Asher was serving as English department chair this year and taught AP Literature and English language development. His impact on SPHS, however, was felt far beyond his classroom. He coached tennis at the high school, wrote musicals that he shared with students and performed as a singer.
SPHS junior Brandon Yung didn’t know Asher personally, but heard from other students that “he was deeply involved in the community and a very dedicated teacher.”

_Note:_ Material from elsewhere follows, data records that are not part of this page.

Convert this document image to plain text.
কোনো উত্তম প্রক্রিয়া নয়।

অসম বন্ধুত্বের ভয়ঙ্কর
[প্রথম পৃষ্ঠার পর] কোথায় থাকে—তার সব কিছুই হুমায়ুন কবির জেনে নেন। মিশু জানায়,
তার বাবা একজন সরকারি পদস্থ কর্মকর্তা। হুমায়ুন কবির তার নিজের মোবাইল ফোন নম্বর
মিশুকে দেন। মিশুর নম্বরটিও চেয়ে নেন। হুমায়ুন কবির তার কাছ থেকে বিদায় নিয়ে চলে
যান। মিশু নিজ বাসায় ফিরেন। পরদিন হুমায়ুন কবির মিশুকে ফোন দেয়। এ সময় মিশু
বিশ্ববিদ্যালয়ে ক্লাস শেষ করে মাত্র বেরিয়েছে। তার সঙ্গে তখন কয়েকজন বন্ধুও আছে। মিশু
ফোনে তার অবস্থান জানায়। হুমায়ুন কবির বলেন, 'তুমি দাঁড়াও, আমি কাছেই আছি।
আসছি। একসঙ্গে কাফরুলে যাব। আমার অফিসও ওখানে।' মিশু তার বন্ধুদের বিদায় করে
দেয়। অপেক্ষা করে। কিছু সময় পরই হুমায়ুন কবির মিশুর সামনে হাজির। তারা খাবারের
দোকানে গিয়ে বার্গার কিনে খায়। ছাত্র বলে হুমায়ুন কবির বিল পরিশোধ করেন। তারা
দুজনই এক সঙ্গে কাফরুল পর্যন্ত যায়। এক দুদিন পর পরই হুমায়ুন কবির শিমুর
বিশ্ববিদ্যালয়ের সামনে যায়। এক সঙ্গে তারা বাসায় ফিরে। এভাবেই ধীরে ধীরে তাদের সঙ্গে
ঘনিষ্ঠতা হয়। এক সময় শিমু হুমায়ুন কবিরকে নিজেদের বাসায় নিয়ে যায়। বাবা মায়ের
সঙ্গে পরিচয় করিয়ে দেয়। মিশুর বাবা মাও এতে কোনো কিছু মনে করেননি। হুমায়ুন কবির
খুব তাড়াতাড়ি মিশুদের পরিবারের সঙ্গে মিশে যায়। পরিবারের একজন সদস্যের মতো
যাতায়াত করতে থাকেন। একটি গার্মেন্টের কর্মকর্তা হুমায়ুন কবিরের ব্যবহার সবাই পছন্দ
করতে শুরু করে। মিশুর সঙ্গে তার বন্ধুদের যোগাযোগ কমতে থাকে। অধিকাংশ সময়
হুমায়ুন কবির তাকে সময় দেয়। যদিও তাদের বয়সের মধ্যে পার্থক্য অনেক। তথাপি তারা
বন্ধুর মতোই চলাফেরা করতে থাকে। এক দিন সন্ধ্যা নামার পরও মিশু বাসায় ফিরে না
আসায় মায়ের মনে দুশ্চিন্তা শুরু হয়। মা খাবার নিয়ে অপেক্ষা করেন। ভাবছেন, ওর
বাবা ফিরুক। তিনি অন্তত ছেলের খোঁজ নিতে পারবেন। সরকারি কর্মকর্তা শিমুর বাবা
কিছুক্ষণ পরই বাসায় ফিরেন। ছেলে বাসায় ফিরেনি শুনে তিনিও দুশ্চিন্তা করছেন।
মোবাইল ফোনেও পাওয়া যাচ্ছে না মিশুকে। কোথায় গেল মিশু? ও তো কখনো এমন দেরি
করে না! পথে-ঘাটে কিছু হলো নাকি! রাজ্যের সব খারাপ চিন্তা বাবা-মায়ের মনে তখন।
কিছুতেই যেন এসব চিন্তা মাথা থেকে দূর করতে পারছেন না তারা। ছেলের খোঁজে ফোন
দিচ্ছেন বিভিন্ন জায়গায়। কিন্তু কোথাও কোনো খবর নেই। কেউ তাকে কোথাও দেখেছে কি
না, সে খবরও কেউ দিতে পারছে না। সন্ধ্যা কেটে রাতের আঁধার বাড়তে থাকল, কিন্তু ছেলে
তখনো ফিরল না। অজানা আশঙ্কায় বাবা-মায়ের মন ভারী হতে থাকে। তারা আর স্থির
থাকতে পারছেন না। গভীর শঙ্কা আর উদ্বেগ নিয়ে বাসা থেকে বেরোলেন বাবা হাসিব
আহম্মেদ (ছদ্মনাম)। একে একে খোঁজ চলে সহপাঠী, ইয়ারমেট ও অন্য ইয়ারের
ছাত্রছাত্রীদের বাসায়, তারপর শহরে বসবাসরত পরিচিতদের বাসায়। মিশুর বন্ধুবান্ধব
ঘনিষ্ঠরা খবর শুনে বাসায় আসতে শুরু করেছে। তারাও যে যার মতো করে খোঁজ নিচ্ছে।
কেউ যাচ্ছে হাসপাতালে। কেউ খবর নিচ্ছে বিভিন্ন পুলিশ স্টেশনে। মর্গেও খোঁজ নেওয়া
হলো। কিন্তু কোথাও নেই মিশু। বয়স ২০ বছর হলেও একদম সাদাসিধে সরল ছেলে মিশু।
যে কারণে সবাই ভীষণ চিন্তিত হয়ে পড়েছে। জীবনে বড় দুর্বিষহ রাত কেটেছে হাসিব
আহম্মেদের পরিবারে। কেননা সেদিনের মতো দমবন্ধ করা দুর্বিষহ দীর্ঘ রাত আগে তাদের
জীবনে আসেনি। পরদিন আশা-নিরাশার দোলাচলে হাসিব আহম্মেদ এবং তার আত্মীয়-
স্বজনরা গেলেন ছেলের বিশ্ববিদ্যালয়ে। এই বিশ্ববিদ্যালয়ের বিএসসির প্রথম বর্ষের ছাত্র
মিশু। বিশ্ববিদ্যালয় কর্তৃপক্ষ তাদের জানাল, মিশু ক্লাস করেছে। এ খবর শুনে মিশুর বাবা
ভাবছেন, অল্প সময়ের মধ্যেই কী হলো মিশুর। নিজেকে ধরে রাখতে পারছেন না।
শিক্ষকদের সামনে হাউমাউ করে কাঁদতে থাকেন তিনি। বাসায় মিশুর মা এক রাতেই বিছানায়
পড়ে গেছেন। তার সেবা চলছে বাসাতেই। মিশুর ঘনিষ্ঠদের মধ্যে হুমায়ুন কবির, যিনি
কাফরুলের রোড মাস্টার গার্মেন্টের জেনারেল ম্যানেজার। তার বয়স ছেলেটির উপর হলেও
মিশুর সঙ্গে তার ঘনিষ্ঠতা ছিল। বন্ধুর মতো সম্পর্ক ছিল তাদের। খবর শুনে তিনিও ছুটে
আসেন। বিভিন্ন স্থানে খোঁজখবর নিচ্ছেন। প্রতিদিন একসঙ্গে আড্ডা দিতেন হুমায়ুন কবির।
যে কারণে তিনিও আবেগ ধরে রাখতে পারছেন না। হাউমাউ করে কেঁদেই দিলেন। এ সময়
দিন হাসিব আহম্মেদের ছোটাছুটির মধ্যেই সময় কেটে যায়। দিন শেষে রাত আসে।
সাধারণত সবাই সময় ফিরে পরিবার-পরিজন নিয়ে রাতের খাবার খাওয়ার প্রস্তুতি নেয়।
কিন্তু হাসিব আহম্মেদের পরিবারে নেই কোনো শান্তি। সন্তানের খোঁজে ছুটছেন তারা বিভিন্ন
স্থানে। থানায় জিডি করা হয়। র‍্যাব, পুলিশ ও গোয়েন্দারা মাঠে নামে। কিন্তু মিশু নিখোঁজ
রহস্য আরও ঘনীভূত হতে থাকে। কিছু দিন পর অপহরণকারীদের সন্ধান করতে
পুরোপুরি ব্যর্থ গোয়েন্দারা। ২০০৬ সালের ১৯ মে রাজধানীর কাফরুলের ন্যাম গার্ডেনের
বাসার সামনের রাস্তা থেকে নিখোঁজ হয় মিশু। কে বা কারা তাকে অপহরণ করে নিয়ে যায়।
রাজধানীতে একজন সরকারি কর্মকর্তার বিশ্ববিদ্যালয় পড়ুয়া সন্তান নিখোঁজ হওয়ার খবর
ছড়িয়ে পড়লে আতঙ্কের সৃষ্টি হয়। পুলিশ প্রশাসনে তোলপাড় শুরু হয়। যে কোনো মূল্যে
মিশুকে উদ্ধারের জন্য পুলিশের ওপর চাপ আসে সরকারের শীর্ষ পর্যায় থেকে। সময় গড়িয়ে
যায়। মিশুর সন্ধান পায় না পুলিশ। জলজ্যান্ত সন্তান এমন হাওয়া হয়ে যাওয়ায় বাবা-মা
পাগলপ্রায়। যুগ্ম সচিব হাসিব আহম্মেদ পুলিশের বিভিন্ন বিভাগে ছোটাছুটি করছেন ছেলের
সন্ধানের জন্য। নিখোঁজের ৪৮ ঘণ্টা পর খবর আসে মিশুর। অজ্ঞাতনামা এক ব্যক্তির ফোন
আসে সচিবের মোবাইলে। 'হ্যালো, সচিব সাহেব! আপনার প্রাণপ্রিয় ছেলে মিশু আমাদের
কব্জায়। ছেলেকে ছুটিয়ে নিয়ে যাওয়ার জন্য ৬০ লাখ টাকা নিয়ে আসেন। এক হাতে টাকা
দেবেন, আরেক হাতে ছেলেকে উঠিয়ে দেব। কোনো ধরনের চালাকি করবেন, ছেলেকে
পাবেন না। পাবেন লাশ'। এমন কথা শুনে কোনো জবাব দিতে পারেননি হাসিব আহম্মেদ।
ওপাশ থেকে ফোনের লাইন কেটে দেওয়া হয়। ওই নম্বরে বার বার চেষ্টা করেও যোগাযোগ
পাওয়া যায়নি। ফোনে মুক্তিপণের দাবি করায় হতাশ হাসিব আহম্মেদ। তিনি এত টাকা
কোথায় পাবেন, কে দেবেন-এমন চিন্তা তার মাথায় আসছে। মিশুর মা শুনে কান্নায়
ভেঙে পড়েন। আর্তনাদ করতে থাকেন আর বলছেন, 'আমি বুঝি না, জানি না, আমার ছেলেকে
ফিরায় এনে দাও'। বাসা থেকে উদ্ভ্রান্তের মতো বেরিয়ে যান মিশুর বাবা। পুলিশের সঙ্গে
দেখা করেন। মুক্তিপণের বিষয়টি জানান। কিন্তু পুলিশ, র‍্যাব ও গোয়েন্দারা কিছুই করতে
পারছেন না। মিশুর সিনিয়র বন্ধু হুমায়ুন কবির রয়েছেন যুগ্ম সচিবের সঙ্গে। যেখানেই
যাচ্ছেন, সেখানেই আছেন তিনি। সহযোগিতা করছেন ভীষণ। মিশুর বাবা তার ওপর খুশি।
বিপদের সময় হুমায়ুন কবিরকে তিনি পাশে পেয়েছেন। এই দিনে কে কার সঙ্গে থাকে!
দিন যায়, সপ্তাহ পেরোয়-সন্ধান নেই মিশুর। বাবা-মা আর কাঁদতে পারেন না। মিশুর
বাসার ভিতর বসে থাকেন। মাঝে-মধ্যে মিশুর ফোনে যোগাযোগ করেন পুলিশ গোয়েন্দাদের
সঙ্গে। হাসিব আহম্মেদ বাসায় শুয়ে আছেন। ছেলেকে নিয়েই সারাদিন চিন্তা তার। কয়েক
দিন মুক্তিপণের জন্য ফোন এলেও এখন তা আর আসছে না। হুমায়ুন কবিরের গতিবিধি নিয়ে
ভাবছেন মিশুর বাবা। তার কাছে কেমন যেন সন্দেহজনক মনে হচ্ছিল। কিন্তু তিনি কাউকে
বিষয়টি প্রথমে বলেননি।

Michael Gonzales, a graduate of South Pasadena High who now coaches water polo and is an interim teacher at the school, called Asher “one of the most generous, kind-hearted, warmest faculty members that I had. I always looked forward to walking into his classroom, not so much because of the class, but because of who Mr. Asher was. He was one of the most approachable people I ever met, both as a student and as a colleague. He was one of the first people who greeted me when I came back to South Pasadena High, both as a coach and substitute teacher.”